Das recordações da minha infância, tenho gravada em minha mente uma que me é claríssima. Meus pais me presenteando com uma coleção de livrinhos de histórias infantis, entre eles um em especial  chamado “Pele de Asno”. Ele contava sobre uma princesa que saia escondida pelas ruas da capital de seu império, vestida com uma pele de asno para fazer o bem aos seus súditos, coisa que seu pai, o rei, esquecia de fazer. Mais clichê que isso, impossível.

Quando ganhei esses livros de presente, não sabia ler. Volta e meia perturbava minha mãe para que ela os lesse para mim. Quando ela não podia fazer, eu agarrava os livrinhos e andava  com eles embaixo do braço, olhando as ilustrações e imaginando o desenrolar das histórias. Com o tempo fui aprendendo a reconhecer as letras. E assim, aprendi a ler.

Como prêmio por ser capaz de fazer isso (eu li as histórias para os meus pais que ficaram bem felizes quando descobriram que eu era capaz de ler sozinha) ganhei o direito de ler gibis. Meus favoritos eram os de super-heróis (eu amava os X-Men desenhados pelo Stan Lee) e também os da Turma da Mônica. Depois dos gibis, ganhei o privilégio de ler qualquer coisa que eu quisesse.

Meus pais nunca impediram meu direito de ler. Eu lia desde “Pele de Asno” até os livrinhos de faroeste que meu pai colecionava, passando por “Conan, o Bárbaro”, “A Saga da Ninhada” e histórias do Cebolinha e do Chico Bento. Eu só tinha que explicar uma coisa: porque razão não queria ler mais algum livro, caso iniciasse e depois desistisse.  Em geral, dizer que não tinha entendido ou gostado da história bastava. E quando isso acontecia, ganhava outra coisa para ler.

Meu primeiro contato com a censura aconteceu na escola. Eu tinha 09 anos de idade e estava no que hoje seria o 3º ano do ensino fundamental. Minha escola tinha a chamada “hora da leitura” onde a professora nos levava até a biblioteca e nós podíamos escolher um livrinho para levar para casa e ler. Esse livro seria devolvido na semana seguinte e levaríamos outro em seu lugar.

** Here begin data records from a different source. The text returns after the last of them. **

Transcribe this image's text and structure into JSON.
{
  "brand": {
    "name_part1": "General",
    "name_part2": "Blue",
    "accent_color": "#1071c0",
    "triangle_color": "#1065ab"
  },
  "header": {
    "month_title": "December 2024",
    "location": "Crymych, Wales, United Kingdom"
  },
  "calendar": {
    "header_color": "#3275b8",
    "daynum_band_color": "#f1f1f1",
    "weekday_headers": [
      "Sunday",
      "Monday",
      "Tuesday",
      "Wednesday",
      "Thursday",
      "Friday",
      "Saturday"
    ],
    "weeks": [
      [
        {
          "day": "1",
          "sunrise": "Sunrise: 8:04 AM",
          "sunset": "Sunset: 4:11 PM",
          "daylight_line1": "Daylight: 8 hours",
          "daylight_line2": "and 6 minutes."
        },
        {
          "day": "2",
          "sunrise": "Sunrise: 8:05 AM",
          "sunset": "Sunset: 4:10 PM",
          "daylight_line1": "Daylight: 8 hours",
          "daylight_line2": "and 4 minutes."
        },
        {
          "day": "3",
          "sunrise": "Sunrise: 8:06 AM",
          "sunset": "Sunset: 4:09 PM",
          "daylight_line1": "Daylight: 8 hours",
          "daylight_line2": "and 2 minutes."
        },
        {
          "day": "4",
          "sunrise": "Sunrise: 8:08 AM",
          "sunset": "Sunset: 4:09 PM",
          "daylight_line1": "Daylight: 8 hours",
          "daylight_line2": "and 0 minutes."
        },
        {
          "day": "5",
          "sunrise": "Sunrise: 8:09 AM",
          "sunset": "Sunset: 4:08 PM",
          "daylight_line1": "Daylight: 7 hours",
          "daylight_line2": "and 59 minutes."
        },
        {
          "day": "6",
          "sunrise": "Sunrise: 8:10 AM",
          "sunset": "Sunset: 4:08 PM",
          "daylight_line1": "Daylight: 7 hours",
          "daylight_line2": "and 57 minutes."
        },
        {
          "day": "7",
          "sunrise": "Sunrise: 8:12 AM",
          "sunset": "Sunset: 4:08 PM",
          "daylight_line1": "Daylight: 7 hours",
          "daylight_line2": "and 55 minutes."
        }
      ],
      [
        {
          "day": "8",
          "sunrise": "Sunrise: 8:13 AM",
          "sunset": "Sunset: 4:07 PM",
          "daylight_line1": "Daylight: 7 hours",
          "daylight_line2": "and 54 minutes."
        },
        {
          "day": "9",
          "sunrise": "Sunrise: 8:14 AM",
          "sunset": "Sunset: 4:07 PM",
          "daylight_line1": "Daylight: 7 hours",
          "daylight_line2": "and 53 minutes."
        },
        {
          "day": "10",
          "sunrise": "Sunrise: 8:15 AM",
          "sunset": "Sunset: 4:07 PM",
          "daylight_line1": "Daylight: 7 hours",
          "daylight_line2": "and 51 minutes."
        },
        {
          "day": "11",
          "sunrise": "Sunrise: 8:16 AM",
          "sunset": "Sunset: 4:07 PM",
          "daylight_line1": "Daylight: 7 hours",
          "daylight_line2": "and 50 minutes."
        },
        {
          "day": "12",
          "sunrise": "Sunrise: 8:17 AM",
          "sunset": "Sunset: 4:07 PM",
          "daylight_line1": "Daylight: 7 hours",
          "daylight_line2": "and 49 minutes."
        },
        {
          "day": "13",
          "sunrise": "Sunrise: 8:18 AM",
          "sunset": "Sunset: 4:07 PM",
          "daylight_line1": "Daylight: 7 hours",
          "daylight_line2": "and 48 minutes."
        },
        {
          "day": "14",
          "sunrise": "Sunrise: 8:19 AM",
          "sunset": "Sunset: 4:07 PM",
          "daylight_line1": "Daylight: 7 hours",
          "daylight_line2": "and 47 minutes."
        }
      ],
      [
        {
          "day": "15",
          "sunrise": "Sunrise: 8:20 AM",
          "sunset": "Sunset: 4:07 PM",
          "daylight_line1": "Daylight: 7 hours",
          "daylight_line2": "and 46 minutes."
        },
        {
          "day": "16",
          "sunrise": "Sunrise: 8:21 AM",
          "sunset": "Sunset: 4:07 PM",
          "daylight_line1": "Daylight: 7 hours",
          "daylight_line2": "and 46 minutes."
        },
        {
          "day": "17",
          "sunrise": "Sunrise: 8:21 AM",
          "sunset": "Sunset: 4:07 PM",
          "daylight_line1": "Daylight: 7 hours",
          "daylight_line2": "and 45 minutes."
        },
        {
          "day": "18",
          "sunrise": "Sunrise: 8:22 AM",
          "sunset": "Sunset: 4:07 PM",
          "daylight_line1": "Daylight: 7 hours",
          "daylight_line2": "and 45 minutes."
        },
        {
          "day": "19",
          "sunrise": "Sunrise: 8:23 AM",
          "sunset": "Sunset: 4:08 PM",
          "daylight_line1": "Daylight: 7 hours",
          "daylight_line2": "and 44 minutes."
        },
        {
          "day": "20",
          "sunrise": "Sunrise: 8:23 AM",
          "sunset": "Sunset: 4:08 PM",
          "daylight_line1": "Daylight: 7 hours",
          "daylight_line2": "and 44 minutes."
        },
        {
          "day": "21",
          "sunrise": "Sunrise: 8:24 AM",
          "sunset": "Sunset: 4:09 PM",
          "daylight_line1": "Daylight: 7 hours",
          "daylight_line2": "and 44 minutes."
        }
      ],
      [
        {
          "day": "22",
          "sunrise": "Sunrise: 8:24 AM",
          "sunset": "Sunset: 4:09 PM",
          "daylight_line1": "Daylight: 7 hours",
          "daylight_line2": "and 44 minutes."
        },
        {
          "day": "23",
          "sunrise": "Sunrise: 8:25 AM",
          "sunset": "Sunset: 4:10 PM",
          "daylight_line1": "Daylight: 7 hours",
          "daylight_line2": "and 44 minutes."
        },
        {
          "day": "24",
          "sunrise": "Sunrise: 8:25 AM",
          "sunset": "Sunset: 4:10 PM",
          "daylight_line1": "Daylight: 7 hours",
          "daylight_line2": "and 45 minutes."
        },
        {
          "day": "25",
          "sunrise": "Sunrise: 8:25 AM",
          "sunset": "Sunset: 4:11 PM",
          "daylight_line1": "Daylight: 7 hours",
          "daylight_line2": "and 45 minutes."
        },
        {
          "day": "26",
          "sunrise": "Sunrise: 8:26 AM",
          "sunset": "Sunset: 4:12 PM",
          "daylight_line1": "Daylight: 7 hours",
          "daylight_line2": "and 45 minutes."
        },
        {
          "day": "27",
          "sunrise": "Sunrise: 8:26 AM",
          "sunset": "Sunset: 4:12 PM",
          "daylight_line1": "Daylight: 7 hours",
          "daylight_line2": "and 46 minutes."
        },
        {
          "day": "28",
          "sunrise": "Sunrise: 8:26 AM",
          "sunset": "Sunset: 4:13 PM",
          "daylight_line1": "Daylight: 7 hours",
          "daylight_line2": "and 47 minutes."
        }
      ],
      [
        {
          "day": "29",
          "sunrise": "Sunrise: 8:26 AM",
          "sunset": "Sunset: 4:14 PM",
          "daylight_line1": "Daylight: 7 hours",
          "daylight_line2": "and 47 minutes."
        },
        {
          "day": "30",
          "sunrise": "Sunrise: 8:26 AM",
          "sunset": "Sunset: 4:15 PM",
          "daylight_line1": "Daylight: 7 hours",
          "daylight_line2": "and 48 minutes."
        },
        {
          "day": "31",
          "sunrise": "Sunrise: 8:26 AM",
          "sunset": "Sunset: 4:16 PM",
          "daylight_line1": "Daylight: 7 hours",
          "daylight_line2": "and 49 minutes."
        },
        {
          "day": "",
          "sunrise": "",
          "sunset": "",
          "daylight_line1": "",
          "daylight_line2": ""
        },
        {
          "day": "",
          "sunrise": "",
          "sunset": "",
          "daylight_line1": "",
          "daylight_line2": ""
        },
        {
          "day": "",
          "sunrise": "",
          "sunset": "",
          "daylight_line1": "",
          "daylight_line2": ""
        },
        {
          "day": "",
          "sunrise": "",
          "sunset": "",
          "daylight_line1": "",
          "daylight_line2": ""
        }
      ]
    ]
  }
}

Eu estava andando no meio das estantes daquela salinha apertada, mas que para mim parecia um universo porque tinha muitos mais livros do que imaginava que um dia poderia possuir, quando me deparei com um livro cujo título me chamou a atenção: “O Conde de Monte Cristo”. O autor, Alexandre Dumas. Gostei do título… Eu sabia que condes faziam parte do mundo das princesas. Lembrei de “Pele de Asno” e agarrei o livro com as duas mãos, levando-o até a professora que fazia o papel da bibliotecária.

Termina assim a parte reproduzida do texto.